我拟合了一个以块为固定因子的线性模型,加上 2 个分类和 1 个连续预测变量。我想要一个 III 型 ANCOVA 表,其中所有效果均按块计算。
dput(rye)
structure(list(strain = c("S23", "S23", "S23", "S23", "S23",
"S23", "S23", "S23", "NZ", "NZ", "NZ", "NZ", "NZ", "NZ", "NZ",
"NZ", "X", "X", "X", "X", "X", "X", "X", "X", "Kent", "Kent",
"Kent", "Kent", "Kent", "Kent", "Kent", "Kent"), manure = c("H",
"H", "H", "H", "A", "A", "A", "A", "H", "H", "H", "H", "A", "A",
"A", "A", "H", "H", "H", "H", "A", "A", "A", "A", "H", "H", "H",
"H", "A", "A", "A", "A"), block = c(1, 2, 3, 4, 1, 2, 3, 4, 1,
2, 3, 4, 1, 2, 3, 4, 1, 2, 3, 4, 1, 2, 3, 4, 1, 2, 3, 4, 1, 2,
3, 4), yield = c(299, 318, 284, 279, 247, 202, 171, 183, 315,
247, 289, 307, 257, 175, 188, 174, 403, 439, 355, 324, 222, 170,
192, 176, 382, 353, 383, 310, 233, 246, 200, 143), moisture = c(65.4073415007189,
37.0145280041042, 73.2225001374652, 39.9941837349335, 74.803410076096,
42.8914147357587, 50.792780124357, 55.0153723560264, 47.217016572995,
62.3885361519854, 53.7388755272386, 24.6856936491391, 34.8364200180523,
37.9399805638271, 37.7866881025361, 58.1848457395229, 39.2165119122411,
45.0354704343593, 55.1876133744328, 42.272547076364, 61.2191532302273,
62.5368880571047, 36.1336423251218, 40.8096323034628, 23.8425007638943,
55.7644071035274, 66.9264524519492, 49.8050708164737, 60.5314496784137,
82.4221025517919, 52.8870034752968, 54.0634811725579)), row.names = c(NA,
-32L), spec = structure(list(cols = list(strain = structure(list(), class = c("collector_character",
"collector")), manure = structure(list(), class = c("collector_character",
"collector")), block = structure(list(), class = c("collector_double",
"collector")), yield = structure(list(), class = c("collector_double",
"collector"))), default = structure(list(), class = c("collector_guess",
"collector")), delim = ","), class = "col_spec"), problems = <pointer: 0x7ff0af81bf90>, class = c("spec_tbl_df",
"tbl_df", "tbl", "data.frame"))
rye_lm <- lm(yield ~ block + strain*manure*moisture, data = rye)
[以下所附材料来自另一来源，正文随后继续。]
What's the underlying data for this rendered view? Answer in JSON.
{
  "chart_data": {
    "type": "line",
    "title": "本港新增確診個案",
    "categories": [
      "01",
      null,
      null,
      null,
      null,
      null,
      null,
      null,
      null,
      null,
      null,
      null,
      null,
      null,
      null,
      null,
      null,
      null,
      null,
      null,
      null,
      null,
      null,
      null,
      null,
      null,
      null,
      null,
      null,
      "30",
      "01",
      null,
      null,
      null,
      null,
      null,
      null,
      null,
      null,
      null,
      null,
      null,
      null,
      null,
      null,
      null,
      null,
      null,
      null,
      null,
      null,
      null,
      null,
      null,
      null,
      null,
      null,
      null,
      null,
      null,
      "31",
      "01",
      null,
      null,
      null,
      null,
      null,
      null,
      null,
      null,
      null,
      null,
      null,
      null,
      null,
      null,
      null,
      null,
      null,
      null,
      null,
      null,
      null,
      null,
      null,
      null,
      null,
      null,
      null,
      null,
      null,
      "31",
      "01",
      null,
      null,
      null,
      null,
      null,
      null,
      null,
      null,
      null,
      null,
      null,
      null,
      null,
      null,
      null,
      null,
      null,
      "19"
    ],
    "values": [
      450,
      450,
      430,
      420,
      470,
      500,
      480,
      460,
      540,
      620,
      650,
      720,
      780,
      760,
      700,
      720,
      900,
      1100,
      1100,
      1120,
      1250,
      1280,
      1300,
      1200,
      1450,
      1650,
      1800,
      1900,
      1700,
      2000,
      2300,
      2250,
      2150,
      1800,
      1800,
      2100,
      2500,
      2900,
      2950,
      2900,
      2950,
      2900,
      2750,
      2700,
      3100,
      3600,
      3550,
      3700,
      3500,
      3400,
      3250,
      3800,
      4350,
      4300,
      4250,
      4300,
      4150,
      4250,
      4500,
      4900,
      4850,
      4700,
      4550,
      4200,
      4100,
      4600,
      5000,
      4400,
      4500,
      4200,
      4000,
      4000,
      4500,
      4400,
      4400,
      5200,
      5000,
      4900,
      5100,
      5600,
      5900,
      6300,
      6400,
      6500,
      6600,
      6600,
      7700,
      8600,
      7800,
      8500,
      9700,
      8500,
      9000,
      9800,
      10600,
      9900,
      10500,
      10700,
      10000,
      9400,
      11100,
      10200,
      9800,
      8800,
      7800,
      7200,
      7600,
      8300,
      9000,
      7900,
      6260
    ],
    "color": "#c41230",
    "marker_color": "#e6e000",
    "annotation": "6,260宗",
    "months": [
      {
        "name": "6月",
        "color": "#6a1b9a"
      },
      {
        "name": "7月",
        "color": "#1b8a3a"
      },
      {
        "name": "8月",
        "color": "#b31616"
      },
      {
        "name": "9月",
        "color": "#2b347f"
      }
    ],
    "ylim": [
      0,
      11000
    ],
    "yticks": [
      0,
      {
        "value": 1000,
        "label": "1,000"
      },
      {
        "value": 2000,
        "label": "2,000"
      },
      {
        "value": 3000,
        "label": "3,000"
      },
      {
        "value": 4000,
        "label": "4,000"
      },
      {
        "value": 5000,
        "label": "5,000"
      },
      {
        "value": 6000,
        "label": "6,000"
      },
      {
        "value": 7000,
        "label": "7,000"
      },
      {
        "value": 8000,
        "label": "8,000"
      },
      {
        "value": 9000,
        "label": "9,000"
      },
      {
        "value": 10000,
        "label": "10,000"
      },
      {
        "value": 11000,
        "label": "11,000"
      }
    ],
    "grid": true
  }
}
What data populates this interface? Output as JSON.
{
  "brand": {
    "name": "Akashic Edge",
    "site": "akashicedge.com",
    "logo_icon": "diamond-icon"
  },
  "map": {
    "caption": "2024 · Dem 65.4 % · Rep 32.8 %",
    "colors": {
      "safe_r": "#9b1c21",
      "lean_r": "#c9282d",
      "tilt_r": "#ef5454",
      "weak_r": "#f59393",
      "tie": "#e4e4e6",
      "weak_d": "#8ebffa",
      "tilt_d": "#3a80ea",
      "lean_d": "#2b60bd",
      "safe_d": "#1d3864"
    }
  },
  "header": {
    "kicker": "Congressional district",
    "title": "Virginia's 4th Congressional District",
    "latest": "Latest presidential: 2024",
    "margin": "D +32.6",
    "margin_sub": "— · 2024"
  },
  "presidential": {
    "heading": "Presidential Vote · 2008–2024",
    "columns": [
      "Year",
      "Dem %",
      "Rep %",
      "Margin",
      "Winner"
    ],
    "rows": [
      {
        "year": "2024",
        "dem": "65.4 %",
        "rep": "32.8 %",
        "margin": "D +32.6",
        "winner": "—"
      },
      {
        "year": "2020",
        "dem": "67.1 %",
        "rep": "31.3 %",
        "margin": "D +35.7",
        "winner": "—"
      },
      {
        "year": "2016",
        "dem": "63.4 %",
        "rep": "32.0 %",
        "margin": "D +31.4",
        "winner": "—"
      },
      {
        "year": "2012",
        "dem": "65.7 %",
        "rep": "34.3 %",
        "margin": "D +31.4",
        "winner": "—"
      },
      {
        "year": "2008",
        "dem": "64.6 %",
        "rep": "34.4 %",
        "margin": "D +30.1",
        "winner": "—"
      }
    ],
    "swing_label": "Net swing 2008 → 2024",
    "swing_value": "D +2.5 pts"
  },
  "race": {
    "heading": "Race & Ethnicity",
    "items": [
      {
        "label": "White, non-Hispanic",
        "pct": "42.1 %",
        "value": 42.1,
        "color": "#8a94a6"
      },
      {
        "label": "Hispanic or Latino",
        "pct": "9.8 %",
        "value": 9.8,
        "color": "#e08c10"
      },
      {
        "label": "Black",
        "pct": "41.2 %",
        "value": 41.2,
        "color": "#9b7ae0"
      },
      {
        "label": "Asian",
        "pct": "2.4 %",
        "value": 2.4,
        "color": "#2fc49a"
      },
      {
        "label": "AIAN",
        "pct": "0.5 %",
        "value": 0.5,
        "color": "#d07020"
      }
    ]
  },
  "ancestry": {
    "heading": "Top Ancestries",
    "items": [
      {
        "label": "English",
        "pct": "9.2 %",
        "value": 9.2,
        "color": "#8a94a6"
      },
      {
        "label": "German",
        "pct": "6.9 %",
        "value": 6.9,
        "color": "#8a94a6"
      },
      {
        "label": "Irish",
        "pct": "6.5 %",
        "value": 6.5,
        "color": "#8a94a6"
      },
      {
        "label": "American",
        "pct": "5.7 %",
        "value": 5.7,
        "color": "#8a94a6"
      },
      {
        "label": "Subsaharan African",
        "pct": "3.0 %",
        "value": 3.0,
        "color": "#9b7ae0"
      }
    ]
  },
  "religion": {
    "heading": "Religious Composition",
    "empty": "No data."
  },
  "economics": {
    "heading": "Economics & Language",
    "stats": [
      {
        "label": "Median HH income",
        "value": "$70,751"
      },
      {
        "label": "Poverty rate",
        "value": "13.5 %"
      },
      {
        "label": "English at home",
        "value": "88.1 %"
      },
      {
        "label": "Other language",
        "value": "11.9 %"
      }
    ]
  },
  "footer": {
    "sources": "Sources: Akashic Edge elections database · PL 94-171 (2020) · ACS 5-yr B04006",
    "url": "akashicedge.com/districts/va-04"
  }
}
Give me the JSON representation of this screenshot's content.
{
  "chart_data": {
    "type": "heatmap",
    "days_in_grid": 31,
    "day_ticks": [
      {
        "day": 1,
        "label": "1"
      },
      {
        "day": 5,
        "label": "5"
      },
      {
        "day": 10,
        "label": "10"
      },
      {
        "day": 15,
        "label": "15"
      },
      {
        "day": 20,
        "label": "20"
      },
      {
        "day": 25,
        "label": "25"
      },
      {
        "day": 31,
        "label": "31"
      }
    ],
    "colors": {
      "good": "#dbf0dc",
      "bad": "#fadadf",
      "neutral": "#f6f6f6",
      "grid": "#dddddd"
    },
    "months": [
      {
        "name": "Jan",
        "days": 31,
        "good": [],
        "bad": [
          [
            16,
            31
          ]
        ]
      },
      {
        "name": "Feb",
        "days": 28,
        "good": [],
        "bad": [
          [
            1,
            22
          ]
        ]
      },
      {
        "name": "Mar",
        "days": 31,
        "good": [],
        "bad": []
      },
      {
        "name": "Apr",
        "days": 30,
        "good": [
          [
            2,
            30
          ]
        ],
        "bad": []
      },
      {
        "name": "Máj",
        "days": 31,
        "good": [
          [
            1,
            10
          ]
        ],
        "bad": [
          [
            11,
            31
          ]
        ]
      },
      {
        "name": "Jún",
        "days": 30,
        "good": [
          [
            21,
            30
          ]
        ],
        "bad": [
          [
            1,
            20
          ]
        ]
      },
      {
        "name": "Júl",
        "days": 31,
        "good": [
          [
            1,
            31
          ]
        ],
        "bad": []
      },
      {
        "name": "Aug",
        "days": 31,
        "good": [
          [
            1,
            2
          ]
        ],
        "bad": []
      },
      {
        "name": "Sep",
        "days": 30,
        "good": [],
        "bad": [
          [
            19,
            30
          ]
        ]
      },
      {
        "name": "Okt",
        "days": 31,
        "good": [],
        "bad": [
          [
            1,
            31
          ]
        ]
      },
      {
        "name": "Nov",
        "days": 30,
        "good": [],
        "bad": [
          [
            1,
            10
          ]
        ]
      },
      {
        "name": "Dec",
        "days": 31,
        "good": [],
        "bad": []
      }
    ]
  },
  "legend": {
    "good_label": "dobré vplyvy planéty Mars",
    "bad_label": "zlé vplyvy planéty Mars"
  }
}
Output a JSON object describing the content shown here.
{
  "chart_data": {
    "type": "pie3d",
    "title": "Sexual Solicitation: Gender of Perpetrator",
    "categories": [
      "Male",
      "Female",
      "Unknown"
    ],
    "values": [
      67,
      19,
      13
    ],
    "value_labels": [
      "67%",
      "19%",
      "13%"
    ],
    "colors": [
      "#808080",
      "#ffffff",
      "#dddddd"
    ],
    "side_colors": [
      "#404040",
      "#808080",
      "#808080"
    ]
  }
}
我可以获得连续预测变量的 F 值和 P 值的唯一方法,以及与分类变量的交互项是joint_tests(rye_lm) ,这给出
model term df1 df2 F.ratio p.value
block 1 15 20.144 0.0004
strain 3 15 3.742 0.0345
manure 1 15 144.076 <.0001
moisture 1 15 0.175 0.6820
strain:manure 3 15 6.001 0.0068
strain:moisture 3 15 1.554 0.2419
manure:moisture 1 15 1.128 0.3050
strain:manure:moisture 3 15 0.567 0.6452
这类似于这里的建议,为什么joint_tests函数(emmeans包)的结果没有显示模型的交互之一?
使用这些代码仅给出分类预测变量的 ANOVA 表
rye_emm <- emmeans(rye_lm, c("strain", "manure", "moisture"))
joint_tests(rye_emm)
model term df1 df2 F.ratio p.value
strain 3 15 3.966 0.0289
manure 1 15 162.312 <.0001
strain:manure 3 15 6.178 0.0060
如何更改我的代码,以便在没有块的情况下获得 2 个分类、连续预测变量及其交互的 F 比率和 p 值?非常感谢!!